Tuttavia, secondo il rapporto, la designazione non era chiara per quanto riguarda gli insediamenti esistenti, che fino all’anno scorso erano rimasti per lo più indisturbati.
La Cambogia è ora desiderosa di sviluppare anche l’area turistica, decaduta durante la pandemia di coronavirus sfrattando gli abitanti vicini.
“Le autorità cambogiane hanno crudelmente sradicato le famiglie che vivevano ad Angkor da diverse generazioni, costringendole a vivere alla giornata in luoghi di trasferimento mal preparati”, ha dichiarato Montse Ferrer, vicedirettrice regionale ad interim per la ricerca di Amnesty.
“Devono cessare immediatamente di sgomberare forzatamente le persone e di violare il diritto internazionale sui diritti umani”.
Il rapporto afferma che le autorità cambogiane sostengono che gli abitanti del villaggio si stanno allontanando volontariamente dal sito.

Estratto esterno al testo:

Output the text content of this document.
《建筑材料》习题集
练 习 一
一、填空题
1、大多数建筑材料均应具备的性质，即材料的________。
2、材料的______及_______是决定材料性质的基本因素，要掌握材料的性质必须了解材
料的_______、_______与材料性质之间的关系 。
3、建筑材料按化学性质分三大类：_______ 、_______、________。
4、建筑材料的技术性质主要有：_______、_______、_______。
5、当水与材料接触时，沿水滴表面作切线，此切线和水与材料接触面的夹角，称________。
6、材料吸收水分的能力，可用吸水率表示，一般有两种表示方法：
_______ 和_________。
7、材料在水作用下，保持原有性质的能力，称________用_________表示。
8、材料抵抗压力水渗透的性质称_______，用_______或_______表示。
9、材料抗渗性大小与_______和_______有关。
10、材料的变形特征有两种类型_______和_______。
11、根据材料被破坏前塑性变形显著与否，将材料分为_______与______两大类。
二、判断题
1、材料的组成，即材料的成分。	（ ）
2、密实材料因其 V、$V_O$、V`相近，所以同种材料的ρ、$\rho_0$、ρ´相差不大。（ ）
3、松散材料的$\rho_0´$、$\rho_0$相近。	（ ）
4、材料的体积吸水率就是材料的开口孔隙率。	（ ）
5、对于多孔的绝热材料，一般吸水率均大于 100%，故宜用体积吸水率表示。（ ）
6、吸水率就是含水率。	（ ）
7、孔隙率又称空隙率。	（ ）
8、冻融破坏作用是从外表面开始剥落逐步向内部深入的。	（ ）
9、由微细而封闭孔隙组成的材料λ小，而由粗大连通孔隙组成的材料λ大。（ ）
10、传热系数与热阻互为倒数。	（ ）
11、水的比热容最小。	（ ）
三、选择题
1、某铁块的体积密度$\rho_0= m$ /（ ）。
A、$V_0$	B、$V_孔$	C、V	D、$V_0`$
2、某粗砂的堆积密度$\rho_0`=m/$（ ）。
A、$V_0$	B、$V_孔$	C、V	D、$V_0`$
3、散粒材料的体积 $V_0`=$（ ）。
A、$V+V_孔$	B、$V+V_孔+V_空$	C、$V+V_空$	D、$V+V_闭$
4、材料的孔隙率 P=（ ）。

Ma una ricerca di Amnesty fatta all’inizio di quest’anno, comprendente interviste con più di 100 persone, ha stabilito che “quasi tutti hanno descritto di essere stati sfrattati o costretti a lasciare Angkor a seguito di intimidazioni, molestie, minacce e atti di violenza da parte delle autorità cambogiane”.
“Nessuno vuole lasciare la propria casa”, ha detto una donna, che ha vissuto ad Angkor per più di 70 anni.
Gli sfratti incidono sul vivace commercio del turismo
Oltre alle strutture inadeguate fornite nei campi di reinsediamento, anche la loro ubicazione – a quasi un’ora di moto da Angkor – rende difficile guadagnarsi da vivere.
Molti avevano guadagnato un reddito fornendo beni e servizi per l’intenso commercio turistico Angkor Wat. Coloro che si dedicano all’agricoltura affermano che la loro nuova sede non è stata preparata per l’attività.
“Cambogia è obbligato, ai sensi di sette importanti trattati sui diritti umani, a rispettare, proteggere e realizzare il diritto a un alloggio adeguato,” si legge nel rapporto.
Ha aggiunto che i funzionari cambogiani hanno respinto la ricerca di Amnesty e l’hanno accusata inesattamente di aver raggiunto conclusioni “a migliaia di chilometri dalla situazione reale”.
Amnesty ha affermato che ad almeno 15 delle famiglie intervistate il governo ha detto che avrebbero dovuto trasferirsi per preservare lo status di Angkor Patrimonio dell’Umanità.
Si cita un discorso tenuto l’anno scorso dall’allora primo ministro Hun Sen in cui si affermava che il sito rischiava di perdere la designazione a meno che non si trasferissero, e coloro che non lo avessero fatto volontariamente non avrebbero ricevuto alcun risarcimento.
Sotto il suo governo autoritario, tali osservazioni equivalevano alla politica ufficiale.